Challenges and future perspective

Microalgae have received a great amount of attention as potential cell factories for the production of bioactive compounds such as fatty acids and carotenoids. To overcome the negative effect of stress-based strategies, two-stage cultivation processes and the external addition of phytohormones or antioxidants can solve the conflicts between the accumulation of biomass and target product yields. However, the majority of these reports was conducted on the basis of laboratory-scale investigations and only were proven in minority microalgae species. Large-scale trials and economic feasibility studies of these strategies are still needed to verify their application. When moving from the lab production unit to a large scale, there are some relevant variables including large-scale photobioreactor, carbon dioxide availability, energy supply, as well as nutrient availability. Before, the behavior of photobioreactor has been discussed by Singh et al. [139], but they did not provide final direction. Therefore, above variables should be considered in the large-scale trials of these strategies.

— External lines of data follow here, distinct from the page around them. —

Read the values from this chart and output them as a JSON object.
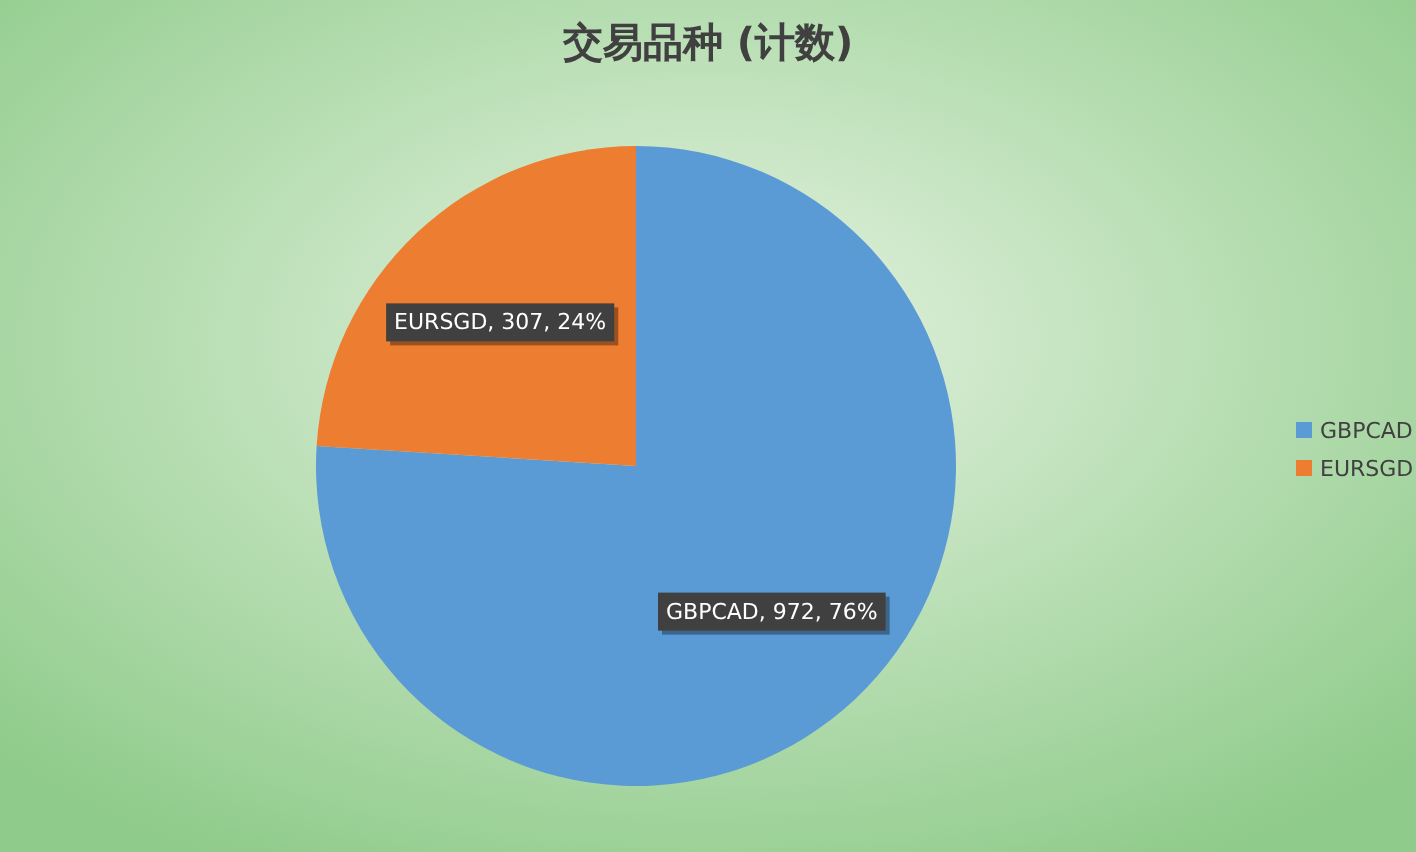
{
  "chart_data": {
    "type": "pie",
    "title": "交易品种 (计数)",
    "categories": [
      "GBPCAD",
      "EURSGD"
    ],
    "values": [
      972,
      307
    ],
    "value_labels": [
      "GBPCAD, 972, 76%",
      "EURSGD, 307, 24%"
    ],
    "colors": [
      "#5b9bd5",
      "#ed7d31"
    ],
    "legend": "right"
  }
}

ALE has become a proven powerful tool for the development robust stress-tolerant strains for improved production of lipid and carotenoids. However, there are no standardized procedures available for designing and performing ALE experiments. With the availability of computer simulations and automation, it is time to build new evolutionary model that simulates the dynamics of ALE experiment. Not only that, there are other problems hindering the development of ALE, such as the gene instability of evolved strain, longer operation time, and lower mutation rate evolution. To prevent degradation of strain performance, single colonies selected after ALE should be strictly performed. Periodical adaptive evolution is also a choice to strengthen gene stability of evolved strain. In the further, genetic engineering could be applied to regulate enzymes that involved in maintaining a high fidelity of DNA replication and repair, then the mutation rates in ALE process could be increased.

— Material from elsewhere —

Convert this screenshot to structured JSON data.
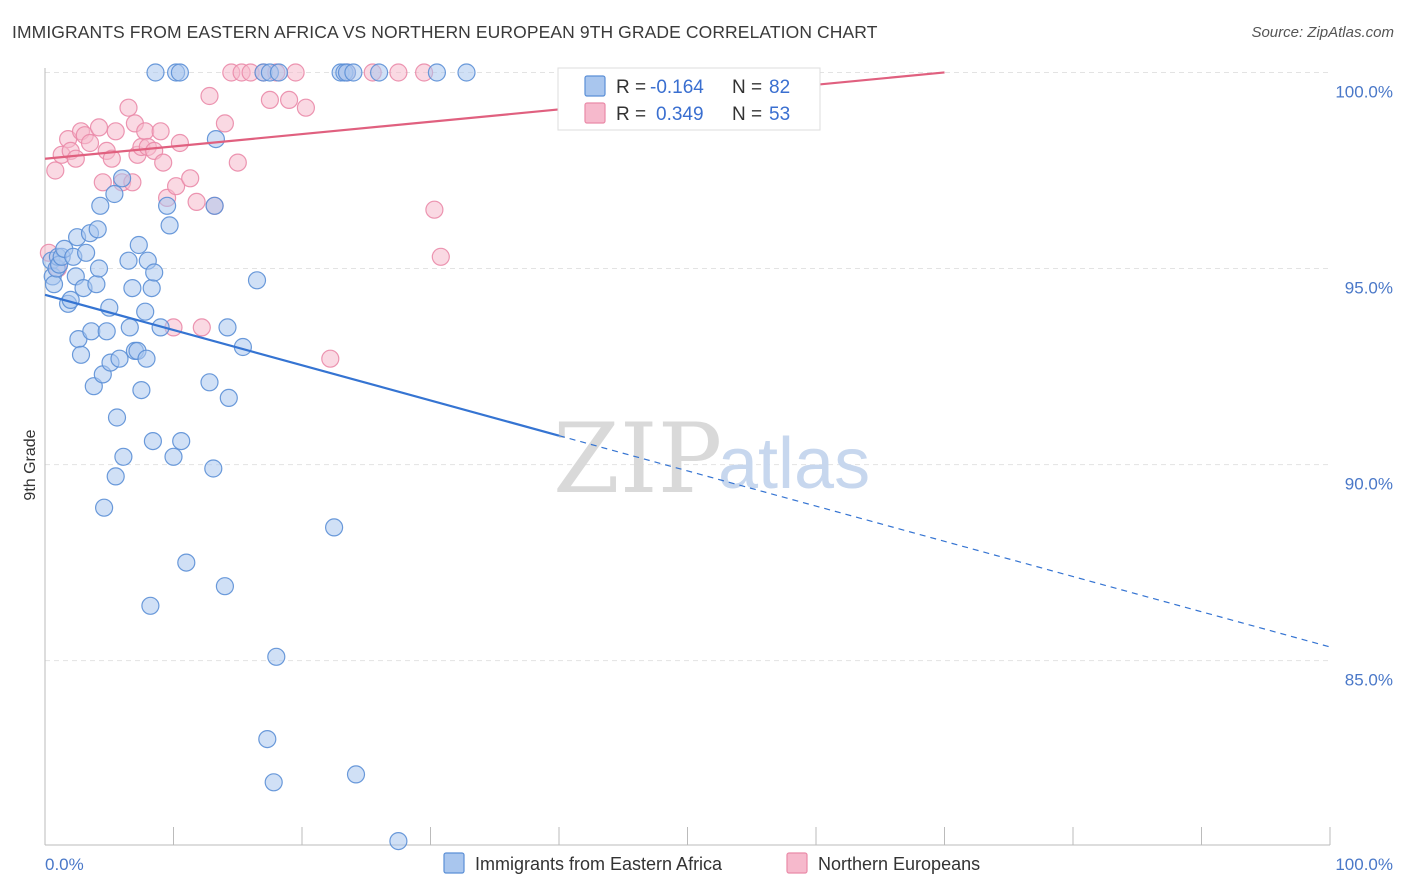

While a large number of studies focused on improving growth, only few studies were devoted to alleviate oxidative stress. Therefore, obtaining optimized microalgal strains with strong antioxidant potential is the key factor for stable and sustainable cultivation of microalgae, which is extremely important for industrial applications. In this regard, ALE could be applied to increase the oxidative stress tolerance of microalgae. Moreover, genetic engineering efforts need to be directed towards enhancing the antioxidant systems of microalgae. This can be done by overexpressing antioxidant enzymes and expressing stress tolerance genes from other organisms. In a recent study, overexpression of SOD in microalgae Schizochytrium sp. successfully alleviated oxidative stress and increased the lipid content [140]. It is anticipated that the dramatic progress of innovative technologies will offer more chances for unraveling the regulatory networks responsible for the cellular reactions to oxidative stress, which might offer guidance for the improved microbial lipid and carotenoids overproduction.